Loglog
August 4, 2020
The basic algorithm is in the count
function:
(define (count k) (let* ((2^k (expt 2 k)) (counts (make-vector 2^k -1))) (do ((word (read-word) (read-word))) ((eof-object? word) (vector->list counts)) (let* ((hash (pearson word)) (bucket (modulo hash 2^k)) (last-1bit (zerobits (quotient hash 2^k)))) (vector-set! counts bucket (max (vector-ref counts bucket) (min last-1bit (- 32 k))))))))
The function hashes each word, uses the trailing k bits to compute the bucket, and computes the number of trailing 0-bits in the remaining 32−k bits; we use trailing 0-bits rather than leading 0-bits because we have a function to do that, and it doesn’t matter to the result. The count
function returns a list of bucket maximums that is used by the loglog
function to compute the estimated cardinality:
(define (loglog k) (let ((x (exact->inexact (average (count k))))) (* (expt 2 x) (expt 2 k) 0.79402)))

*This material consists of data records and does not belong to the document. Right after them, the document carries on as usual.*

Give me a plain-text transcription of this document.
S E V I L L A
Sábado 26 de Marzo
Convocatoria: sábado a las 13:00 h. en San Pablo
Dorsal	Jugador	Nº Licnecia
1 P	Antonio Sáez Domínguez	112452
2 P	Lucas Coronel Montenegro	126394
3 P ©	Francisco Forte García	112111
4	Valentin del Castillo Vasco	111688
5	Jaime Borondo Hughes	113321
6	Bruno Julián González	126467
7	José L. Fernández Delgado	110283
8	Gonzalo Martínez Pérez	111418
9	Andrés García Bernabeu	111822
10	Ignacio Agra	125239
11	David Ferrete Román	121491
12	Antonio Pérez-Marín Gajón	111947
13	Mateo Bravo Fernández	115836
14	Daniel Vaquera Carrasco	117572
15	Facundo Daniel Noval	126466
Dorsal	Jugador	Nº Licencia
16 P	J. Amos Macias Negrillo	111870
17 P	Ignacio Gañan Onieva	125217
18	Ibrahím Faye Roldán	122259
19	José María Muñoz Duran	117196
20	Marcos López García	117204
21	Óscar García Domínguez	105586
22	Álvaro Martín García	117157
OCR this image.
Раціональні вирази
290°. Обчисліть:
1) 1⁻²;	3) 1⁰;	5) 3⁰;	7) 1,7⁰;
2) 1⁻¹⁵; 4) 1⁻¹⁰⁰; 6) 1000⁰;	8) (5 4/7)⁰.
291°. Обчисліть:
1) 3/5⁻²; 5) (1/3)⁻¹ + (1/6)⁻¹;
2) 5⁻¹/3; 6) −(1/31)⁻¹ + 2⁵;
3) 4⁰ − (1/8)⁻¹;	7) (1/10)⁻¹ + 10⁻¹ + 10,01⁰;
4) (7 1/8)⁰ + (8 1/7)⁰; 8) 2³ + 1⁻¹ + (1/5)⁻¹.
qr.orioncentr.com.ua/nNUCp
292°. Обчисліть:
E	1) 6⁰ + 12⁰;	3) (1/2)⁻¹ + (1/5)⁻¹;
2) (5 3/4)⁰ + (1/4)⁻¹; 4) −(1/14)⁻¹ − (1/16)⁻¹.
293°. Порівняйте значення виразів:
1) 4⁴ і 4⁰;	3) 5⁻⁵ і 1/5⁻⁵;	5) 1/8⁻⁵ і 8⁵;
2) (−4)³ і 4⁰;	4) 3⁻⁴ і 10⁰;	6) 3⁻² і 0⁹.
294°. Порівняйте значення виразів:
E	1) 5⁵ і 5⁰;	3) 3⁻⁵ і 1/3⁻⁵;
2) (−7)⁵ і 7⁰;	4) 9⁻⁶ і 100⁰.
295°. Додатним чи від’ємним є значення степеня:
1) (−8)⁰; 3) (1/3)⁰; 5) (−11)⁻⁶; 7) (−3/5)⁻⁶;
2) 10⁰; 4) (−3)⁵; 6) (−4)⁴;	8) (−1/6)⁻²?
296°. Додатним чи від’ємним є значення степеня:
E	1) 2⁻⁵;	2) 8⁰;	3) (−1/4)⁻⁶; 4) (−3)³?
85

Here, 0.79402 is the mysterious “alpha” in Flajolet’s algorithm. The results are pretty good:
> (for-each (lambda (k) (display k) (display #\tab) (display (bible loglog k)) (newline)) (range 4 13)) 4 23859.021427027903 5 24915.350550619143 6 20725.542600847963 7 18699.14586307692 8 18150.428679395118 9 18775.245177885612 10 19173.38662399013 11 18992.54592680173 12 19264.451665847893
More buckets provide better discrimination than fewer buckets, as you would expect. With 2048 buckets, the error is 19055 − 18993 = 62, which is a difference of less than a third of a percent from the actual value. And any of the estimates starting with 128 buckets is sufficiently good.
You can run the program at https://ideone.com/5r6lwH, where you will also see the various auxiliary functions and contributions from the Standard Prelude. The example used there is the Gettysburg Address of Abraham Lincoln, which uses 141 distinct words; the loglog algorithm with k = 7 estimates 149 distinct words.